Don't worry, that's a dedicated grill brush I picked up just for this purpose. The bristles were too soft and awkwardly placed, but the scraper on the end was fantastic. If I were to continue, I might just try a putty knife on a stick.

I reached what I could, but it was still pretty gnarly in there. In the process, I pulled out about three fistfulls of this stuff:

The tank does have a drain plug (hooray!) so when I finished I gave it a rinse with water and then drained out whatever loose stuff I could. Refilled with 3.5 gallons of water and then about a cup of "The Must for Rust", which appears to be a bottle of phosphoric acid with some compound that is supposed to leave deposits where the rust used to be to prevent future corrosion. Sounds good! Remember: "do what you oughtta, add acid to watta!"

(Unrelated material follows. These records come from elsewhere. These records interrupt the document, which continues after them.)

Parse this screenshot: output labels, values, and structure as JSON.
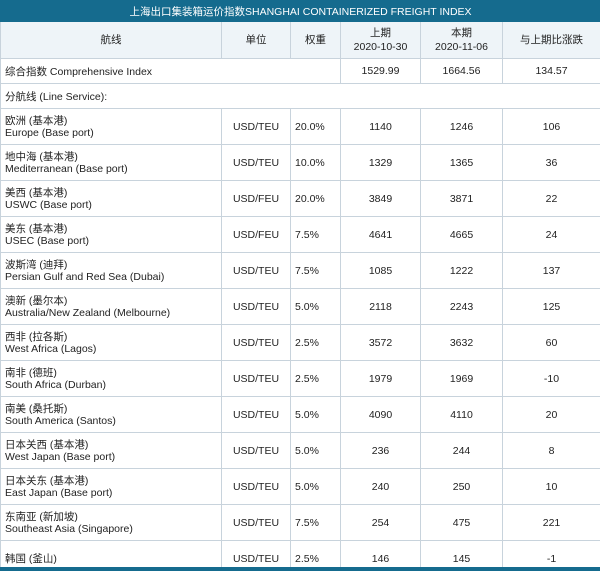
{
  "title": "上海出口集装箱运价指数SHANGHAI CONTAINERIZED FREIGHT INDEX",
  "headers": {
    "route": "航线",
    "unit": "单位",
    "weight": "权重",
    "prev_label": "上期",
    "prev_date": "2020-10-30",
    "curr_label": "本期",
    "curr_date": "2020-11-06",
    "change": "与上期比涨跌"
  },
  "composite": {
    "label": "综合指数 Comprehensive Index",
    "prev": "1529.99",
    "curr": "1664.56",
    "change": "134.57"
  },
  "section_label": "分航线 (Line Service):",
  "rows": [
    {
      "zh": "欧洲 (基本港)",
      "en": "Europe (Base port)",
      "unit": "USD/TEU",
      "weight": "20.0%",
      "prev": "1140",
      "curr": "1246",
      "change": "106"
    },
    {
      "zh": "地中海 (基本港)",
      "en": "Mediterranean (Base port)",
      "unit": "USD/TEU",
      "weight": "10.0%",
      "prev": "1329",
      "curr": "1365",
      "change": "36"
    },
    {
      "zh": "美西 (基本港)",
      "en": "USWC (Base port)",
      "unit": "USD/FEU",
      "weight": "20.0%",
      "prev": "3849",
      "curr": "3871",
      "change": "22"
    },
    {
      "zh": "美东 (基本港)",
      "en": "USEC (Base port)",
      "unit": "USD/FEU",
      "weight": "7.5%",
      "prev": "4641",
      "curr": "4665",
      "change": "24"
    },
    {
      "zh": "波斯湾 (迪拜)",
      "en": "Persian Gulf and Red Sea (Dubai)",
      "unit": "USD/TEU",
      "weight": "7.5%",
      "prev": "1085",
      "curr": "1222",
      "change": "137"
    },
    {
      "zh": "澳新 (墨尔本)",
      "en": "Australia/New Zealand (Melbourne)",
      "unit": "USD/TEU",
      "weight": "5.0%",
      "prev": "2118",
      "curr": "2243",
      "change": "125"
    },
    {
      "zh": "西非 (拉各斯)",
      "en": "West Africa (Lagos)",
      "unit": "USD/TEU",
      "weight": "2.5%",
      "prev": "3572",
      "curr": "3632",
      "change": "60"
    },
    {
      "zh": "南非 (德班)",
      "en": "South Africa (Durban)",
      "unit": "USD/TEU",
      "weight": "2.5%",
      "prev": "1979",
      "curr": "1969",
      "change": "-10"
    },
    {
      "zh": "南美 (桑托斯)",
      "en": "South America (Santos)",
      "unit": "USD/TEU",
      "weight": "5.0%",
      "prev": "4090",
      "curr": "4110",
      "change": "20"
    },
    {
      "zh": "日本关西 (基本港)",
      "en": "West Japan (Base port)",
      "unit": "USD/TEU",
      "weight": "5.0%",
      "prev": "236",
      "curr": "244",
      "change": "8"
    },
    {
      "zh": "日本关东 (基本港)",
      "en": "East Japan (Base port)",
      "unit": "USD/TEU",
      "weight": "5.0%",
      "prev": "240",
      "curr": "250",
      "change": "10"
    },
    {
      "zh": "东南亚 (新加坡)",
      "en": "Southeast Asia (Singapore)",
      "unit": "USD/TEU",
      "weight": "7.5%",
      "prev": "254",
      "curr": "475",
      "change": "221"
    },
    {
      "zh": "韩国 (釜山)",
      "en": "",
      "unit": "USD/TEU",
      "weight": "2.5%",
      "prev": "146",
      "curr": "145",
      "change": "-1"
    }
  ]
}
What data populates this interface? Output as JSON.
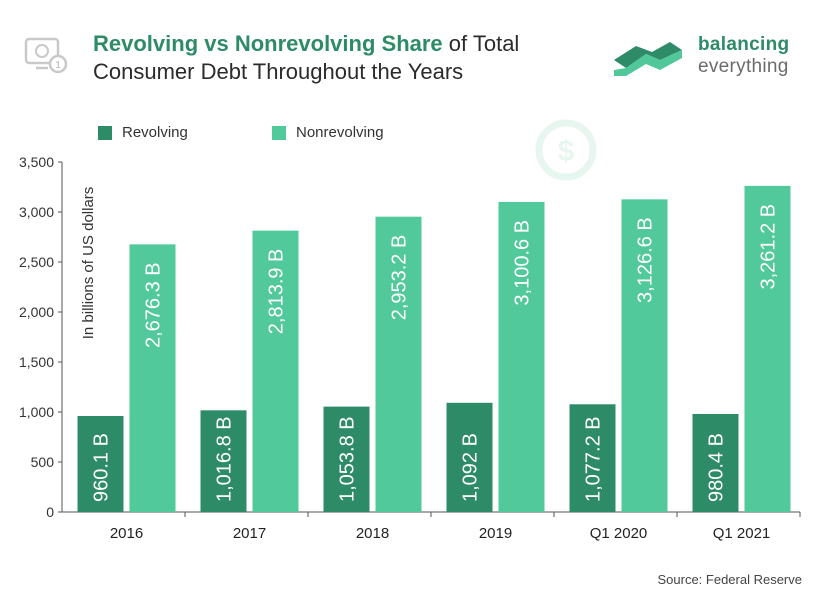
{
  "header": {
    "title_strong": "Revolving vs Nonrevolving Share",
    "title_rest": " of Total",
    "title_line2": "Consumer Debt Throughout the Years"
  },
  "brand": {
    "name_line1": "balancing",
    "name_line2": "everything",
    "color_primary": "#2e8b68",
    "color_secondary": "#52c79a"
  },
  "source": "Source: Federal Reserve",
  "colors": {
    "revolving": "#2e8b68",
    "nonrevolving": "#52c99a",
    "axis": "#555555",
    "watermark": "#e8f6f0"
  },
  "chart_data": {
    "type": "bar",
    "ylabel": "In billions of US dollars",
    "ylim": [
      0,
      3500
    ],
    "yticks": [
      0,
      500,
      1000,
      1500,
      2000,
      2500,
      3000,
      3500
    ],
    "ytick_labels": [
      "0",
      "500",
      "1,000",
      "1,500",
      "2,000",
      "2,500",
      "3,000",
      "3,500"
    ],
    "grid": false,
    "legend_position": "top-left",
    "categories": [
      "2016",
      "2017",
      "2018",
      "2019",
      "Q1 2020",
      "Q1 2021"
    ],
    "series": [
      {
        "name": "Revolving",
        "values": [
          960.1,
          1016.8,
          1053.8,
          1092,
          1077.2,
          980.4
        ],
        "labels": [
          "960.1 B",
          "1,016.8 B",
          "1,053.8 B",
          "1,092 B",
          "1,077.2 B",
          "980.4 B"
        ]
      },
      {
        "name": "Nonrevolving",
        "values": [
          2676.3,
          2813.9,
          2953.2,
          3100.6,
          3126.6,
          3261.2
        ],
        "labels": [
          "2,676.3 B",
          "2,813.9 B",
          "2,953.2 B",
          "3,100.6 B",
          "3,126.6 B",
          "3,261.2 B"
        ]
      }
    ]
  }
}
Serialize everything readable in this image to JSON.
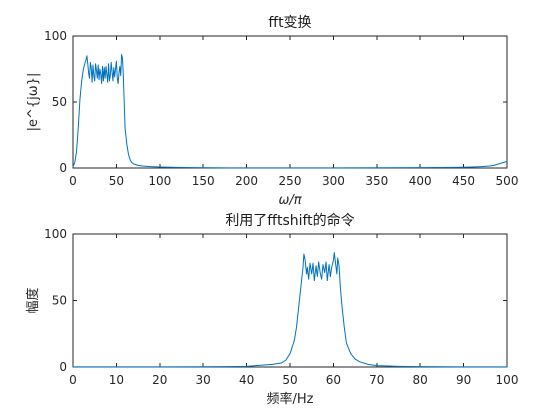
{
  "chart_data": [
    {
      "type": "line",
      "title": "fft变换",
      "xlabel": "ω/π",
      "ylabel": "|e^{jω}|",
      "xlim": [
        0,
        500
      ],
      "ylim": [
        0,
        100
      ],
      "xticks": [
        0,
        50,
        100,
        150,
        200,
        250,
        300,
        350,
        400,
        450,
        500
      ],
      "yticks": [
        0,
        50,
        100
      ],
      "grid": false,
      "series": [
        {
          "color": "#0072bd",
          "x": [
            0,
            2,
            4,
            6,
            8,
            10,
            12,
            14,
            15,
            16,
            17,
            18,
            19,
            20,
            21,
            22,
            23,
            24,
            25,
            26,
            27,
            28,
            29,
            30,
            31,
            32,
            33,
            34,
            35,
            36,
            37,
            38,
            39,
            40,
            41,
            42,
            43,
            44,
            45,
            46,
            47,
            48,
            49,
            50,
            51,
            52,
            53,
            54,
            55,
            56,
            57,
            58,
            59,
            60,
            62,
            64,
            66,
            68,
            70,
            75,
            80,
            90,
            100,
            120,
            140,
            160,
            180,
            200,
            250,
            300,
            350,
            400,
            440,
            460,
            470,
            480,
            485,
            490,
            495,
            500
          ],
          "y": [
            1,
            4,
            12,
            30,
            52,
            66,
            75,
            80,
            82,
            85,
            79,
            72,
            68,
            80,
            76,
            65,
            78,
            70,
            66,
            79,
            74,
            68,
            78,
            67,
            75,
            71,
            64,
            77,
            66,
            76,
            68,
            77,
            71,
            65,
            79,
            66,
            70,
            80,
            73,
            66,
            76,
            69,
            75,
            81,
            68,
            64,
            72,
            77,
            70,
            86,
            83,
            70,
            50,
            30,
            18,
            10,
            6,
            4,
            3,
            2,
            1.5,
            1,
            0.8,
            0.5,
            0.3,
            0.2,
            0.1,
            0.1,
            0.1,
            0.1,
            0.2,
            0.3,
            0.5,
            0.8,
            1,
            1.5,
            2,
            3,
            4,
            5
          ]
        }
      ]
    },
    {
      "type": "line",
      "title": "利用了fftshift的命令",
      "xlabel": "频率/Hz",
      "ylabel": "幅度",
      "xlim": [
        0,
        100
      ],
      "ylim": [
        0,
        100
      ],
      "xticks": [
        0,
        10,
        20,
        30,
        40,
        50,
        60,
        70,
        80,
        90,
        100
      ],
      "yticks": [
        0,
        50,
        100
      ],
      "grid": false,
      "series": [
        {
          "color": "#0072bd",
          "x": [
            0,
            10,
            20,
            30,
            35,
            40,
            42,
            44,
            46,
            48,
            49,
            50,
            51,
            51.5,
            52,
            52.5,
            53,
            53.2,
            53.5,
            53.8,
            54,
            54.3,
            54.6,
            55,
            55.3,
            55.6,
            56,
            56.3,
            56.6,
            57,
            57.3,
            57.6,
            58,
            58.3,
            58.6,
            59,
            59.3,
            59.6,
            60,
            60.2,
            60.5,
            60.8,
            61,
            61.3,
            61.6,
            62,
            62.5,
            63,
            64,
            65,
            66,
            68,
            70,
            75,
            80,
            90,
            100
          ],
          "y": [
            0.1,
            0.1,
            0.1,
            0.2,
            0.3,
            0.5,
            1,
            1.5,
            2,
            3,
            5,
            10,
            20,
            30,
            45,
            60,
            75,
            85,
            80,
            70,
            75,
            66,
            78,
            70,
            78,
            65,
            76,
            68,
            79,
            70,
            66,
            77,
            71,
            79,
            65,
            77,
            68,
            75,
            80,
            86,
            78,
            70,
            82,
            76,
            60,
            45,
            30,
            18,
            10,
            6,
            4,
            2,
            1,
            0.5,
            0.3,
            0.1,
            0.1
          ]
        }
      ]
    }
  ]
}
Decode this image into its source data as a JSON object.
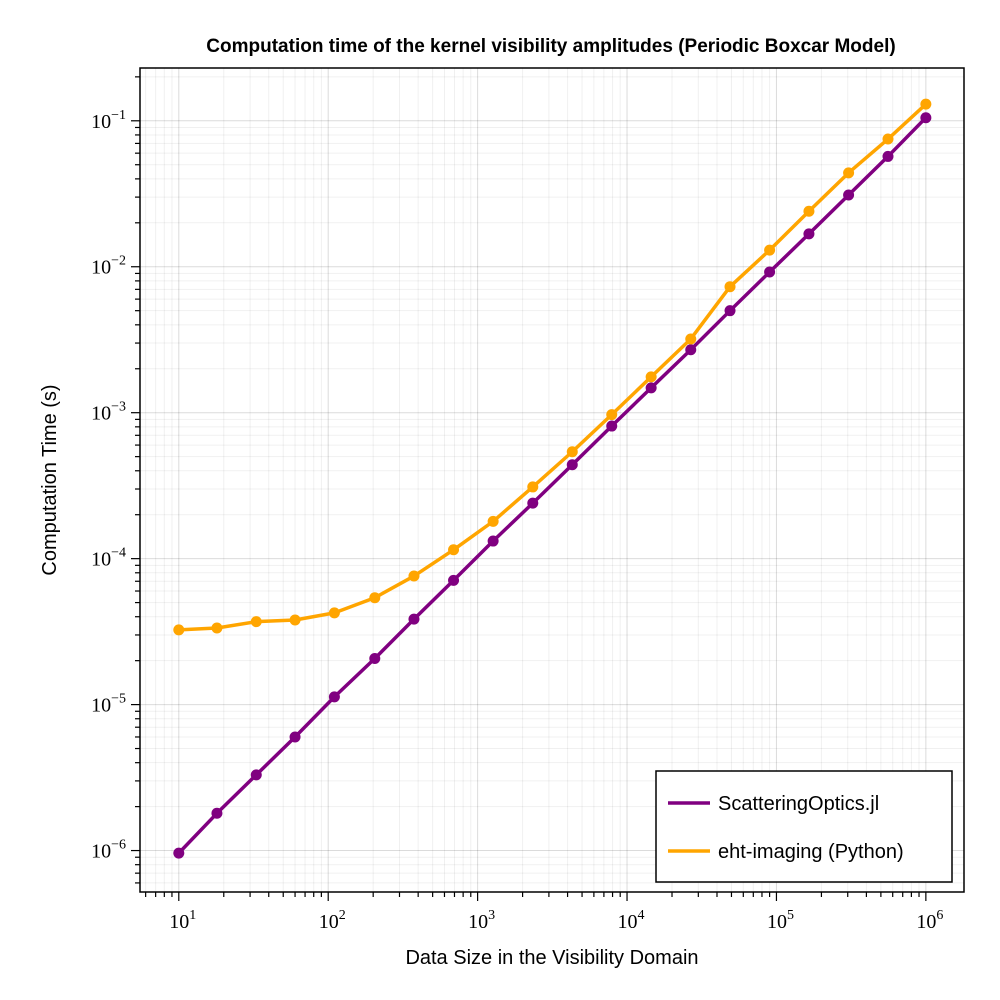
{
  "chart_data": {
    "type": "line",
    "title": "Computation time of the kernel visibility amplitudes (Periodic Boxcar Model)",
    "xlabel": "Data Size in the Visibility Domain",
    "ylabel": "Computation Time (s)",
    "x_scale": "log",
    "y_scale": "log",
    "xlim": [
      5.5,
      1800000
    ],
    "ylim": [
      5.2e-07,
      0.23
    ],
    "x_ticks": [
      10,
      100,
      1000,
      10000,
      100000,
      1000000
    ],
    "x_tick_labels": [
      {
        "base": "10",
        "exp": "1"
      },
      {
        "base": "10",
        "exp": "2"
      },
      {
        "base": "10",
        "exp": "3"
      },
      {
        "base": "10",
        "exp": "4"
      },
      {
        "base": "10",
        "exp": "5"
      },
      {
        "base": "10",
        "exp": "6"
      }
    ],
    "y_ticks": [
      1e-06,
      1e-05,
      0.0001,
      0.001,
      0.01,
      0.1
    ],
    "y_tick_labels": [
      {
        "base": "10",
        "exp": "−6"
      },
      {
        "base": "10",
        "exp": "−5"
      },
      {
        "base": "10",
        "exp": "−4"
      },
      {
        "base": "10",
        "exp": "−3"
      },
      {
        "base": "10",
        "exp": "−2"
      },
      {
        "base": "10",
        "exp": "−1"
      }
    ],
    "grid": true,
    "legend_position": "bottom-right",
    "x": [
      10,
      18,
      33,
      60,
      110,
      205,
      375,
      690,
      1270,
      2340,
      4300,
      7900,
      14500,
      26700,
      48900,
      90000,
      165000,
      304000,
      558000,
      1000000
    ],
    "series": [
      {
        "name": "ScatteringOptics.jl",
        "color": "#800080",
        "values": [
          9.6e-07,
          1.8e-06,
          3.3e-06,
          6e-06,
          1.13e-05,
          2.07e-05,
          3.85e-05,
          7.1e-05,
          0.000132,
          0.00024,
          0.00044,
          0.00081,
          0.00148,
          0.0027,
          0.005,
          0.0092,
          0.0168,
          0.031,
          0.057,
          0.105
        ]
      },
      {
        "name": "eht-imaging (Python)",
        "color": "#FFA500",
        "values": [
          3.25e-05,
          3.35e-05,
          3.7e-05,
          3.8e-05,
          4.25e-05,
          5.4e-05,
          7.6e-05,
          0.000115,
          0.00018,
          0.00031,
          0.00054,
          0.00097,
          0.00176,
          0.0032,
          0.0073,
          0.013,
          0.024,
          0.044,
          0.075,
          0.13
        ]
      }
    ]
  }
}
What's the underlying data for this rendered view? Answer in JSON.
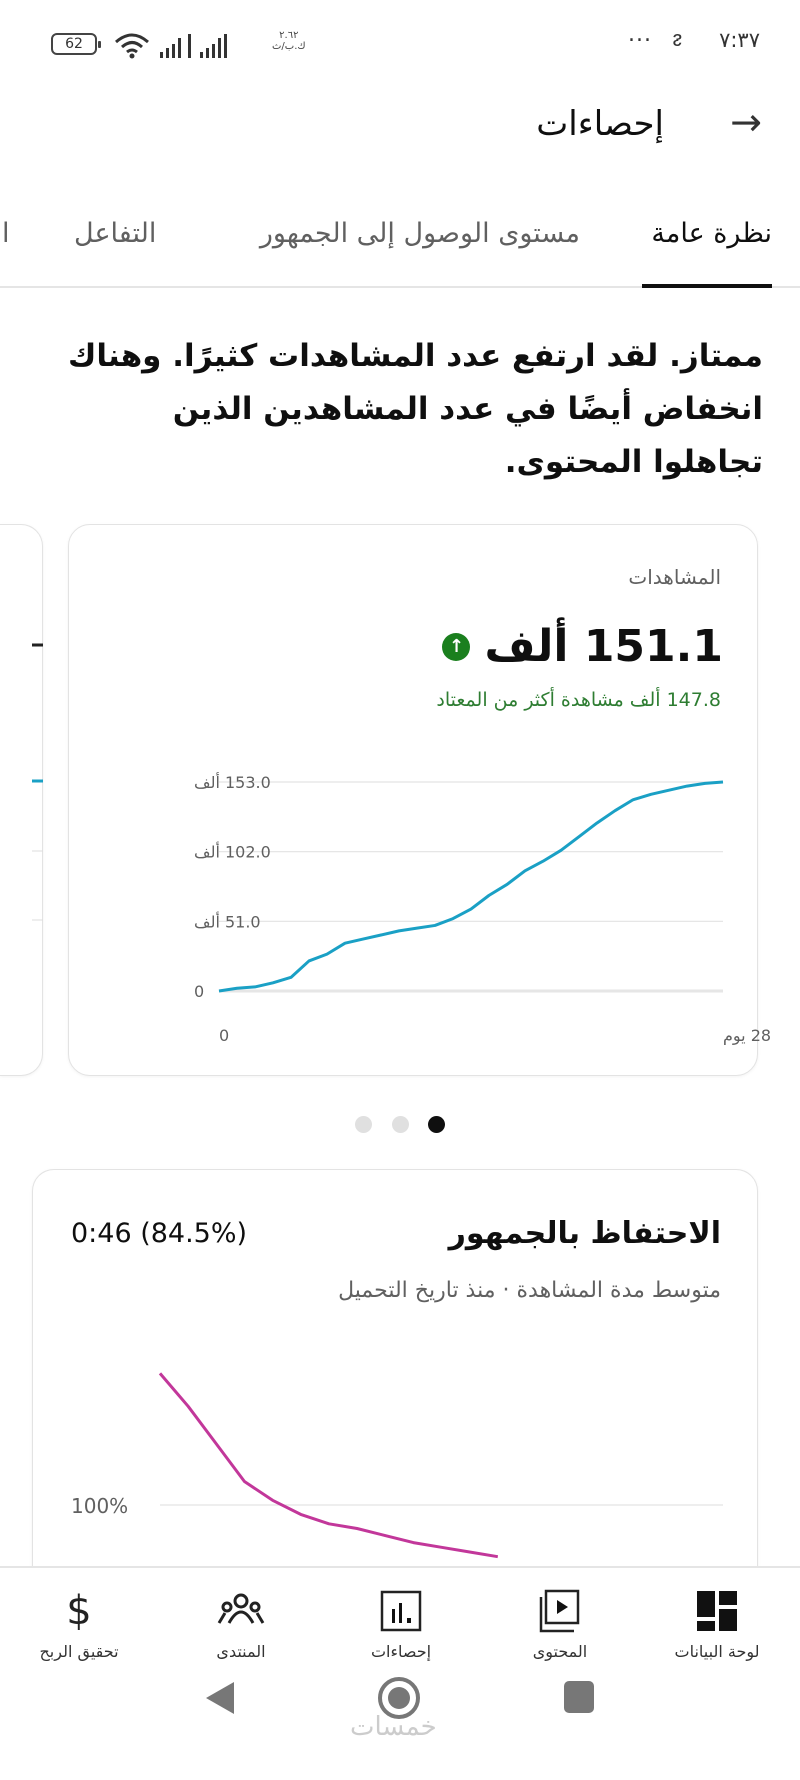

Now, 200 ml in 3.5 gallons works out to be about a 2% solution of this stuff, which sounded weakish to me. However, it got a bit fizzy in there as it went to work, so I am planning to leave it overnight and see how it goes. Acid bath in progress:

The waterline was above most of the rust I could see, so I declined to add more water to prevent further diluting my solution and having a big clean up job tomorrow. I think I will siphon out one gallon at a time until there is not much left, add a lot more water, and then drain through the plug. Not looking forward to having acid splatter all over me through that plug (conveniently located directly above a splatter-producing crossmember).